Chapter 3 | Mapping Critical Connections:
Exploring the Co-development of Vernacular Journalism and College Writing

Introduction

What initially drew Kevin’s attention to Charles Scott, Jr. was the incongruity between his placement (and the apparent appropriateness of this placement) in the basic writing course Kevin was teaching and his extensive engagement with and successes in what Anne Ruggles Gere (1994) has called “composition’s extracurriculum,” spaces outside of school where writing plays a significant role (p. 86). The summaries Charles submitted for homework assignments in Rhetoric 101-100, the lowest composition placement at the University of Illinois at Urbana-Champaign, for example, were merely collages of passages taken word-for-word from the readings in the course textbook. The longer essays he submitted bore numerous traces of his difficulties with marshalling information from multiple sources into an analytic argument. The mechanical aspects of his writing told a similar story; accurate spelling and grammatical correctness seemed beyond his reach in many instances. In short, Charles easily fit within the dominant image of a basic writer arriving at a four-year college.
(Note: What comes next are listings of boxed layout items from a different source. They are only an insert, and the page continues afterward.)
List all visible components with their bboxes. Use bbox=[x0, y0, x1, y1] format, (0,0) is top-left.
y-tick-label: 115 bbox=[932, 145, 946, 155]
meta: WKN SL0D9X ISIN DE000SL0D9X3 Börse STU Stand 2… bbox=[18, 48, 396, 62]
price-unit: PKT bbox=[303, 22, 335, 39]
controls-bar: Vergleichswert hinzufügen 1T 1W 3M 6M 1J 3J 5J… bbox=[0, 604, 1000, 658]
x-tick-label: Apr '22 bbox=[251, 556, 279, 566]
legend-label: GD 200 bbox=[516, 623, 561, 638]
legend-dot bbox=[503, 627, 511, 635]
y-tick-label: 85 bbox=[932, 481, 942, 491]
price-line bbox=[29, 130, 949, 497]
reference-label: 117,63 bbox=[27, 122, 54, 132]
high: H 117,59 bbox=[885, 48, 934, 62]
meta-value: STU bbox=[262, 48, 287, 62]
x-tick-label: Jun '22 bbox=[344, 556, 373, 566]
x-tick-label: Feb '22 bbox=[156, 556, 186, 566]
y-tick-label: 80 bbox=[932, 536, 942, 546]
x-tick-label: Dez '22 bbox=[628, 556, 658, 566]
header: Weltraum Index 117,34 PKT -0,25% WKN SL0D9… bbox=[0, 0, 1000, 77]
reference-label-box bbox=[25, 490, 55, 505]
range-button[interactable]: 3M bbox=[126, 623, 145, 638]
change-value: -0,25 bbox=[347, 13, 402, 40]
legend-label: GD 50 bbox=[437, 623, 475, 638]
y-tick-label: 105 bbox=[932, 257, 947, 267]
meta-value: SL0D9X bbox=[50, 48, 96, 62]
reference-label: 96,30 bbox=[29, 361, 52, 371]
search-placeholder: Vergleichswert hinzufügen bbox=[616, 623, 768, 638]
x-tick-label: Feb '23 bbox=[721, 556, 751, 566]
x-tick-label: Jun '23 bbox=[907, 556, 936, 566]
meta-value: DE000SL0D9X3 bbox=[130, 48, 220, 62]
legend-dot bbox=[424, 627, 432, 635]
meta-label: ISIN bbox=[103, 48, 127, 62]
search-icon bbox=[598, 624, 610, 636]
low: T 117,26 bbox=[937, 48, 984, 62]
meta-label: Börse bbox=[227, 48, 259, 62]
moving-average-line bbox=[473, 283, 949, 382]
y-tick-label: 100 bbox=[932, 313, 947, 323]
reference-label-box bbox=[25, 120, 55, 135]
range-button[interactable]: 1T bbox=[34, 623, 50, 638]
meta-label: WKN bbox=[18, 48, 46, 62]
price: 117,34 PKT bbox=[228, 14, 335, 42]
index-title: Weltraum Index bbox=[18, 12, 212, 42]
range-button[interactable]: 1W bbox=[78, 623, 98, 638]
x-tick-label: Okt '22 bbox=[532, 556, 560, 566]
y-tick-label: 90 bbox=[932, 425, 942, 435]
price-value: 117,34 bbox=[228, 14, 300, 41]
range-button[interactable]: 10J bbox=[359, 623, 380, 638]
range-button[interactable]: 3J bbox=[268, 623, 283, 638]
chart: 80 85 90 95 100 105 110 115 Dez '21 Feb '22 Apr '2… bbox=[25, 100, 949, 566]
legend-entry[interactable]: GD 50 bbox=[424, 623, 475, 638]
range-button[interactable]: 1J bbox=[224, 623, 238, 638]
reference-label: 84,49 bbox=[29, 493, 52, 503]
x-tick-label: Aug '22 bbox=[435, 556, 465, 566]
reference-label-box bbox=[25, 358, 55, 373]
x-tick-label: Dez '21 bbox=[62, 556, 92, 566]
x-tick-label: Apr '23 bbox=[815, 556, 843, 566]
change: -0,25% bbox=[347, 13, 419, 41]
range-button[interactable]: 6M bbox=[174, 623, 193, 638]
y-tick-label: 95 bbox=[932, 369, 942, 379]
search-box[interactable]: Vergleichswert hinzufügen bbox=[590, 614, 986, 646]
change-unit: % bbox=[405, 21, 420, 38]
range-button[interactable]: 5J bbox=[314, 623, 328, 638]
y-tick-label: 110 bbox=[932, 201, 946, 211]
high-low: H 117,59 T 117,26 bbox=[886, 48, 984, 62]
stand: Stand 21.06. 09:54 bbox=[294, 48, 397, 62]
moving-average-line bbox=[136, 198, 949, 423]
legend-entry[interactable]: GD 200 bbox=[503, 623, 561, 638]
Yet while Charles was struggling with the literate demands of the undergraduate curriculum, his literate efforts on the vernacular front met with notable success. By mid-semester, four of Charles’s stories had appeared in the university’s student newspaper, his latest in a long string of journalistic publications stretching back several years to his high school days working for New Expression, a student-authored news magazine distributed to public and private high schools in the Chicago area, and for his high school newspaper before that. Several of these stories had earned him journalistic awards, including the Scholastic Press Association Excellent Sports Story Award and the Kansas City Star Ernest Hemingway Writing Award for High School Journalists.
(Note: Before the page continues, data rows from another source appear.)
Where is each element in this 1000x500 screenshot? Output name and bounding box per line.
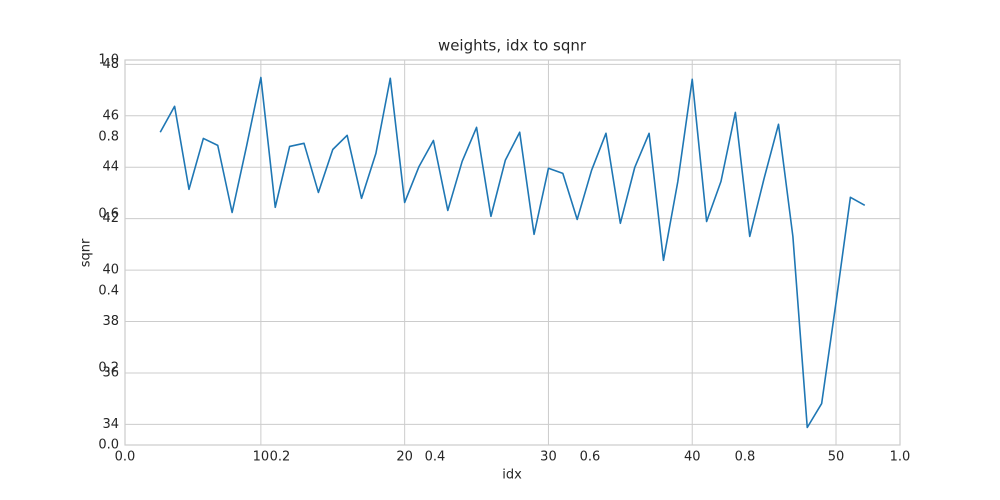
y-tick-label: 40 [102, 263, 119, 278]
y-tick-label: 36 [102, 365, 119, 380]
x-tick-label: 30 [540, 450, 557, 465]
data-line [159, 76, 866, 429]
x-axis-label: idx [502, 468, 522, 483]
x-tick-label: 40 [684, 450, 701, 465]
x-tick-label: 50 [828, 450, 845, 465]
x-tick-label: 0.8 [735, 450, 756, 465]
y-tick-label: 0.6 [98, 207, 119, 222]
x-tick-label: 0.0 [115, 450, 136, 465]
y-tick-label: 44 [102, 160, 119, 175]
x-tick-label: 0.2 [270, 450, 291, 465]
y-tick-label: 38 [102, 314, 119, 329]
y-tick-label: 34 [102, 417, 119, 432]
x-tick-label: 1.0 [890, 450, 911, 465]
y-tick-label: 1.0 [98, 53, 119, 68]
y-tick-label: 0.8 [98, 130, 119, 145]
y-tick-label: 0.2 [98, 361, 119, 376]
plot-frame [124, 59, 901, 446]
y-tick-label: 48 [102, 57, 119, 72]
x-tick-label: 10 [253, 450, 270, 465]
y-tick-label: 0.0 [98, 438, 119, 453]
y-tick-label: 46 [102, 108, 119, 123]
x-tick-label: 0.4 [425, 450, 446, 465]
y-tick-label: 0.4 [98, 284, 119, 299]
chart-title: weights, idx to sqnr [438, 37, 587, 55]
x-tick-label: 0.6 [580, 450, 601, 465]
y-tick-label: 42 [102, 211, 119, 226]
x-tick-label: 20 [396, 450, 413, 465]
plot-area [125, 60, 900, 445]
y-axis-label: sqnr [79, 238, 94, 267]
In addition to his success as a journalist, Charles had also been getting his fair share of laughs with the jokes he had written for the stand-up comedy routine he had performed throughout the semester at the university’s Open Mic Night, an opportunity for undergraduates to showcase their talents. The third Wednesday of each month would find Charles on stage at the university’s Courtyard Café reading from a tattered spiral notebook containing the jokes he had crafted and a host of other written and visual texts he used in his act. Other nights throughout the semester would find Charles on stage at the African American Cultural Center reading poetry, including some of his own, that he and some friends had collected from Chicago-area high school students and published two years before.
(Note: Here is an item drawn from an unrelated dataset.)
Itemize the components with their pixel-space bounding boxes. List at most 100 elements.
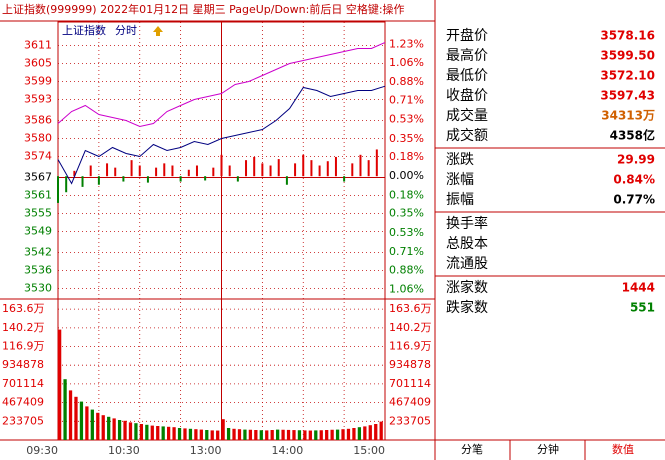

More than five years of observation, discussion, and textual analysis complicated this story. What began as an investigation of the disconnect between Charles’s placement in a basic writing course (and his apparent fit there) and his extensive engagement with and successes in vernacular literate practices evolved into a much longer, richer, and more fascinating exploration of the interplay between seemingly disparate literate activities.

To fully address the relationships between and among Charles’s multiple forms of non-school writing (i.e, his vernacular journalism, his poetry, and his stand-up comedy, among others) and the writing he did for his various undergraduate courses over five years is beyond the scope of any single chapter. This chapter, then, elaborates the repeated linkages between Charles’s vernacular journalism and the writing for three of his undergraduate courses during his freshman and sophomore years at the university. It also situates these links in an even more extensive trajectory of interplays stretching back to some of Charles’s early encounters with writing and forward into his future writing throughout his undergraduate years and beyond. We argue that the consistent pattern of connections between Charles’s non-school and school writing profoundly shaped his development as a literate person, not only in terms of helping him to meet the literate demands of the undergraduate curriculum but also in regard to the pace and path of his literate life.